Good budgets always prioritise the delivery of strategic outcomes (i.e. money is spent with a clear purpose) and are achievable (perhaps at a stretch) rather than unrealistic. You should always aim to set a budget and then beat it rather than fall short!
Here are six tips to help create a successful budgeting process for your club.
Use the best information available
The budget should be developed through combining the best information from the management committee, any key staff and relevant subcommittee members. This approach helps ensure that the budget is based on realistic assumptions, accounts for all expected sources of revenue and expenses and drives the club’s strategic objectives.
Be conservative and realistic
Ideally, your club will generate enough revenue to cover all your expenses and have a surplus left over, remembering that it is wise to be conservative when estimating your income and realistic when estimating your expenditure.
Your budget should always aim to achieve a profit, or surplus, by having more income than expenses. This doesn’t mean not spending anything or not delivering any services – your members will walk if you don’t keep working for them. It does mean not wasting money which could be used for unforeseen expenses like equipment repairs, or for building a stronger club in the future.
If the budget process predicts an unacceptable loss, the management committee will have to find ways to either generate more revenue or reduce expenses.
Contribute to a sinking fund
Be aware of your tenure obligations (e.g. through your lease) and make regular contributions to your sinking fund to cover the future expenses that you are responsible for.
Did you know? A sinking fund is a long-term savings initiative to cover significant future expenses. For example, a sinking fund could cover replacement of your floodlights, refurbishment of the clubhouse or replacement of assets that reach the end of their serviceable lives.
Clubs that rely upon grants or hope that UQ will come to the rescue are failing to plan for their long-term sustainability.
Maximise income potential
Budgets aren’t solely about containing expenses – they also should identify income streams that can be worked to increase cash flow. How can you boost income? The section: Planning on fundraising and Sponsorship will help in this regard.
Establish the budget early
The budgeting process should be completed well in advance of the start of your financial year, particularly as it will frame the club’s activities to come, including how it will achieve any strategic goals for that year.
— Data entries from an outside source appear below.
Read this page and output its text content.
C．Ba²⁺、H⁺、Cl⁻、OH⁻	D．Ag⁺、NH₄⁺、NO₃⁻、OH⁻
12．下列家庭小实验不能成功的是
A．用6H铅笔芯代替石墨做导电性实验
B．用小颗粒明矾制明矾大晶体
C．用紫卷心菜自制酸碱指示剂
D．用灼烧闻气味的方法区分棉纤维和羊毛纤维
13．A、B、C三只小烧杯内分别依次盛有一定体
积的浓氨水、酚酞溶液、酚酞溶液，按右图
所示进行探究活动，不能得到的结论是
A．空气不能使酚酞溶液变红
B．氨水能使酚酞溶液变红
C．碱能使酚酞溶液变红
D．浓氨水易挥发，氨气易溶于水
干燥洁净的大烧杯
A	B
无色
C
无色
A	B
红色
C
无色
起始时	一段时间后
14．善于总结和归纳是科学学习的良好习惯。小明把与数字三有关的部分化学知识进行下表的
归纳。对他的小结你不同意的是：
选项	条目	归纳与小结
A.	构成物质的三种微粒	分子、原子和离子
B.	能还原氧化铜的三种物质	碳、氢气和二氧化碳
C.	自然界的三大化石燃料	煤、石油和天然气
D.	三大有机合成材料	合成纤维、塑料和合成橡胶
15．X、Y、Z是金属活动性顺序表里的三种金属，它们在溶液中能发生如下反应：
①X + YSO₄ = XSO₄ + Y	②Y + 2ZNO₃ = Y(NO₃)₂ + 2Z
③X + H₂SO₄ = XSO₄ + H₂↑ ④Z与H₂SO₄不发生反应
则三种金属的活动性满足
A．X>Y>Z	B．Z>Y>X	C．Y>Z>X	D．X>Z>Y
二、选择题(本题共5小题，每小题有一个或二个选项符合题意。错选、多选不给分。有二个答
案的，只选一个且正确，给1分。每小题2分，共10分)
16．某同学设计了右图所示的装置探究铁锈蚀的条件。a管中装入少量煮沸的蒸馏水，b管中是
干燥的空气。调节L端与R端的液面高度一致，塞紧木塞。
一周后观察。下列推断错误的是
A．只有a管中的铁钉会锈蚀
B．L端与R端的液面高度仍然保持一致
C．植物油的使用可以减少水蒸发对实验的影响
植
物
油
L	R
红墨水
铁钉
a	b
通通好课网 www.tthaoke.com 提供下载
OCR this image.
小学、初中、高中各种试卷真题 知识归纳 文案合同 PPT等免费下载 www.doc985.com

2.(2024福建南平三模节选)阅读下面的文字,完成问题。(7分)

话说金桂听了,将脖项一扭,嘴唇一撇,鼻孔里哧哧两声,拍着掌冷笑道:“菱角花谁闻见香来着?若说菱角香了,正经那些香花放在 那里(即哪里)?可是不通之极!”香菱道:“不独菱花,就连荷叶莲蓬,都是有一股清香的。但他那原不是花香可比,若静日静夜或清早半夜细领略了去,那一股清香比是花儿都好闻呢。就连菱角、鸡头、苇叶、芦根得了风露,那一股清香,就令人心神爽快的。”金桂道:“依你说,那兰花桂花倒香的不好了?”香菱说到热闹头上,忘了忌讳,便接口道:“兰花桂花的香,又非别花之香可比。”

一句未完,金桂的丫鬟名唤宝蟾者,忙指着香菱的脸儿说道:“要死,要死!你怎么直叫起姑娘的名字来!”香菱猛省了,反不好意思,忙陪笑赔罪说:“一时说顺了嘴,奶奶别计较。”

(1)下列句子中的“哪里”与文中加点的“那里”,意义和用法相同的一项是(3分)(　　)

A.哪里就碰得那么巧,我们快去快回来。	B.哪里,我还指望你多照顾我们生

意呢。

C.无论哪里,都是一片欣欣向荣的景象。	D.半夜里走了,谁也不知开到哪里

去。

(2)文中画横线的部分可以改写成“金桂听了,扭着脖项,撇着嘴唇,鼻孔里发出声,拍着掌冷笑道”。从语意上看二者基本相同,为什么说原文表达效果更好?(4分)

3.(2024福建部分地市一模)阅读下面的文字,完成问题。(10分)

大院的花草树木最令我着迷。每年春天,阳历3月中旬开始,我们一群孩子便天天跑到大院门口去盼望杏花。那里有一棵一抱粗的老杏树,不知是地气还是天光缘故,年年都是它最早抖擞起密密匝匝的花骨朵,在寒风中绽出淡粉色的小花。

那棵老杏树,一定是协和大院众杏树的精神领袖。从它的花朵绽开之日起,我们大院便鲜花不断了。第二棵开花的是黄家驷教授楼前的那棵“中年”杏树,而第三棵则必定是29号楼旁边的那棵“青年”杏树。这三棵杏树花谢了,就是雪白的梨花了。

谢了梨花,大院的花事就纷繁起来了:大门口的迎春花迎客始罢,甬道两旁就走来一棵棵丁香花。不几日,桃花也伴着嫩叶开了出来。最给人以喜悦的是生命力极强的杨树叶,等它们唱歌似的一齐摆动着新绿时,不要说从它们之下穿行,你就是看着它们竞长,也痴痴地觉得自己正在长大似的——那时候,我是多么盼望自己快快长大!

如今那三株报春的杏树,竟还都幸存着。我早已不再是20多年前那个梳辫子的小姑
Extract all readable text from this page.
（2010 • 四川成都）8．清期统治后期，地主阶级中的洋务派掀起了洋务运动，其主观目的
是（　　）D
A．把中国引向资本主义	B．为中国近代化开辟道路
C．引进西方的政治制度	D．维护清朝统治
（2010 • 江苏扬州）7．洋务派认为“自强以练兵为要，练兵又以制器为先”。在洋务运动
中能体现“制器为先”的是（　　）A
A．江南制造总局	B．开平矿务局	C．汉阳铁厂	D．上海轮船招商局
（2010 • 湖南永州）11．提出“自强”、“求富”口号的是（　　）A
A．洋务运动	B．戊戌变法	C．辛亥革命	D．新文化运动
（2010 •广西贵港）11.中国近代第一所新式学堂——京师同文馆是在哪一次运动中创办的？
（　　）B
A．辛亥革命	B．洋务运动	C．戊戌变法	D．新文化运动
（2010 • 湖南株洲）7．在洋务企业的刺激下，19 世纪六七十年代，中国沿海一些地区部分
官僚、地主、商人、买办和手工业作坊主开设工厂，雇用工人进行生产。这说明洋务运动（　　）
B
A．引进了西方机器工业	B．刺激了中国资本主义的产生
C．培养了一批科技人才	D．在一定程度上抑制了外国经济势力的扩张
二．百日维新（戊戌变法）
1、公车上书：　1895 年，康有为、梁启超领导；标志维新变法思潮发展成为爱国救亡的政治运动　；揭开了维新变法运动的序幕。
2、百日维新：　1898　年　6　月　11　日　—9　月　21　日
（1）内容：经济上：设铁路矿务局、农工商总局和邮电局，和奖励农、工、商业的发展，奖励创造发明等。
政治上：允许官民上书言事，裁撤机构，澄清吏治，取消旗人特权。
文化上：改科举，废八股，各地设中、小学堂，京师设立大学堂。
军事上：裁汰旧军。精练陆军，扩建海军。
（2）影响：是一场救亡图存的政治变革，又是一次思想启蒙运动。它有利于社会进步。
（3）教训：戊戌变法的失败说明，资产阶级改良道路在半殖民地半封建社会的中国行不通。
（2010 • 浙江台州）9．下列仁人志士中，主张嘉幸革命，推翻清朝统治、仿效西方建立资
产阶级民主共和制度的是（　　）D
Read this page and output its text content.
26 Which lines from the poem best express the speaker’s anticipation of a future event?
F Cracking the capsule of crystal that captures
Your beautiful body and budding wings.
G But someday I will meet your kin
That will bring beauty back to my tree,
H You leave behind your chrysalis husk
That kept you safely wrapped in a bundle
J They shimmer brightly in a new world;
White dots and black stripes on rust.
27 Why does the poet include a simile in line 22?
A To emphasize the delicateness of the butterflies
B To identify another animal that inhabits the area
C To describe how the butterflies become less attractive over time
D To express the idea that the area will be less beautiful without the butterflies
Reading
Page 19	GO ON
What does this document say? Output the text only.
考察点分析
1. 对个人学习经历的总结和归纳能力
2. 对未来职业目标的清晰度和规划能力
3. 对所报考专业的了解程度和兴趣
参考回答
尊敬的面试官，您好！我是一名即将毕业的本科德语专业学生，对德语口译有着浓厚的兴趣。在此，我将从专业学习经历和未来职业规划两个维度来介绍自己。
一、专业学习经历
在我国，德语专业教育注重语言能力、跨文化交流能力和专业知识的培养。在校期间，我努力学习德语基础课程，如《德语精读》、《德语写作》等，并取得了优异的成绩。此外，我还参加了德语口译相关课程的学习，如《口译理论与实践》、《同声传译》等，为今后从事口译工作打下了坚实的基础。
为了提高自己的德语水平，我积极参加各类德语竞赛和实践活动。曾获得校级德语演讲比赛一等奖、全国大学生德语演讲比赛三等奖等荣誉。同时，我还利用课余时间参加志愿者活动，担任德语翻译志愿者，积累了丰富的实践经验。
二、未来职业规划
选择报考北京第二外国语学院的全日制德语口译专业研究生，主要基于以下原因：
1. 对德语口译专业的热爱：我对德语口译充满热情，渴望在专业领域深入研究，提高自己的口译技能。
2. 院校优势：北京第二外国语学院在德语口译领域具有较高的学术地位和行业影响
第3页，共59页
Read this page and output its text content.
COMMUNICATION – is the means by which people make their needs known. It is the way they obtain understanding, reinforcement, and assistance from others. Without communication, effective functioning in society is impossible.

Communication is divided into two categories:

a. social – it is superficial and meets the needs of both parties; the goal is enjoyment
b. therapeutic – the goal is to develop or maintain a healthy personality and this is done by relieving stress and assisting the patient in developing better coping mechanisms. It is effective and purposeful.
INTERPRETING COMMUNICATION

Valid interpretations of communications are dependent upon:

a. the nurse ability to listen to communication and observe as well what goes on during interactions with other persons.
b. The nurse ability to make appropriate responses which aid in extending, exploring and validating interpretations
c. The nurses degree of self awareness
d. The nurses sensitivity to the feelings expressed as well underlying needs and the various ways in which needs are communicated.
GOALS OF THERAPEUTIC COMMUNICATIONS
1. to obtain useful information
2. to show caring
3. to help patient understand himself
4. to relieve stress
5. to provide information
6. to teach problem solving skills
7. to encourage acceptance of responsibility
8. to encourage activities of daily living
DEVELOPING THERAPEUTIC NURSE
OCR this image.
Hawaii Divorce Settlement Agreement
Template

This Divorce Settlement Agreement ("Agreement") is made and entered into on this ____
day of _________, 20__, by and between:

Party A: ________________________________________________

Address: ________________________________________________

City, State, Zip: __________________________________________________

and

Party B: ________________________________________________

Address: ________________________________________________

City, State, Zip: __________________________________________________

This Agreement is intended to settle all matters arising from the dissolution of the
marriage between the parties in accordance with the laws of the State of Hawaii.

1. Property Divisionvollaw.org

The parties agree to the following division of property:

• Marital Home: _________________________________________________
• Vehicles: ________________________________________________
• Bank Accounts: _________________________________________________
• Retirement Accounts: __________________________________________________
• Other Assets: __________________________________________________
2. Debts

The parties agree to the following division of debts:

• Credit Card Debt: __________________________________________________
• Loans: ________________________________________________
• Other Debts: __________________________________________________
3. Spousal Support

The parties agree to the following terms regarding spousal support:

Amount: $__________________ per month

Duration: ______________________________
Select the right budgeting approach
Will your budget be ‘zero-based’ or based on last year’s performance? Zero-based budgeting starts from scratch and might work best for a new or substantially re-jigged club, while basing the budget on previous performance involves using the experience of past financial statements and incorporating assumptions about the year to come.
Monitor
Monitoring the budget regularly (at every management committee meeting for e.g.) helps you to proactively manage the club’s finances before an issue becomes critical and to understand trends as they emerge. Scenario planning can be helpful to consider different possibilities such as significant decreases in revenue or unexpected expenses.
Your financial statements offer a comparison between what you planned for (budgeted) and what is actually happening. They act as a place marker on your financial map and indicate when you are on the right path or when you have veered off it.
Sometimes this veering off is due to unforeseen circumstances, like a fuel price increase that blows your travel budget, or perhaps it indicates that something in the budget process wasn’t accurate. Either way, this regular progress report allows the management committee to make any planning adjustments necessary to ensure you reach your budget destination in good shape.